Они создали почти невидимые транснациональные сети мигрантов, которые покинули свои родные места и отказались от привычного уклада жизни, чтобы вступить в новую эпоху — а иногда в международные организации и движения джихадистов.
События, которые спровоцировали возникновение и до сих пор подогревают эти движения, изучены достаточно плохо. Однако мы должны их тщательно проанализировать, чтобы понять более масштабные перемены, которые сейчас происходят в этой части мира — включая причины роста числа боевиков из этого региона, готовых нанести удар внутри России и за ее пределами.
Я провел семь лет, живя среди этих людей — тех, кто уехал, и тех, кто остался — изучая социальные изменения и миграцию на Северном Кавказе, где проживает множество разных народов, а также в нескольких крупных российских городах, на севере Западной Сибири (центре нефтедобычи в России) и в Турции. В этой статье я расскажу о тех выводах, которые мне удалось сделать.
Переселение, миграция и религия
Первый фактор, стимулировавший миграцию на Северном Кавказе, был по своей природе экономическим. Мигранты уезжали из своих сельских общин на работу в Ханты-Мансийский и Ямало-Ненецкий автономный округ — два округа на севере Тюменской области, где добывается нефть. Они также уезжали в большие города, где они могли заработать на жизнь и где до недавнего времени они не сталкивались с преследованиями за свои религиозные убеждения.

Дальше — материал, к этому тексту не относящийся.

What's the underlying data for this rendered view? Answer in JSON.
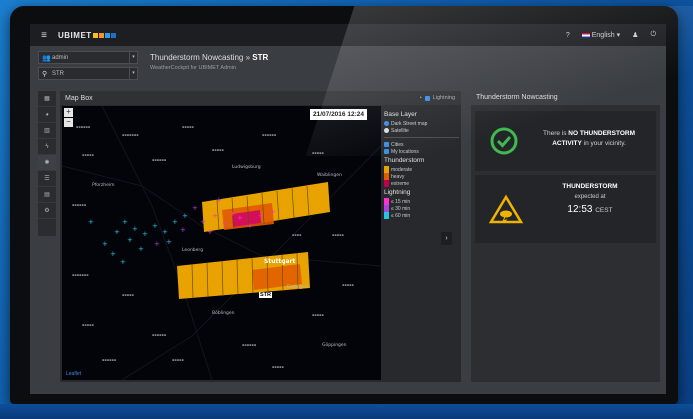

Почти 200 тысяч дагестанцев, чеченцев и ингушей живут и работают в богатых нефтью районах Западной Сибири, где добывается половина российских углеводородов. Там также можно встретить множество мигрантов из постсоветской Средней Азии — узбеков, таджиков и киргизов.
В целом около миллиона чеченцев и ингушей, миллион дагестанцев, полмиллиона кабардинцев, черкесов, карачаевцев и балкар (в общей сложности 2,5 миллиона) покинули свои родные дома в поисках работы.
Экономика была не единственным двигателем миграции. Межэтнические конфликты в 1992 году в Северной Осетии заставили тысячи ингушей покинуть свои дома. Войны в Чечне в 1994 и 1999 годах спровоцировали отъезд сотен тысяч чеченцев.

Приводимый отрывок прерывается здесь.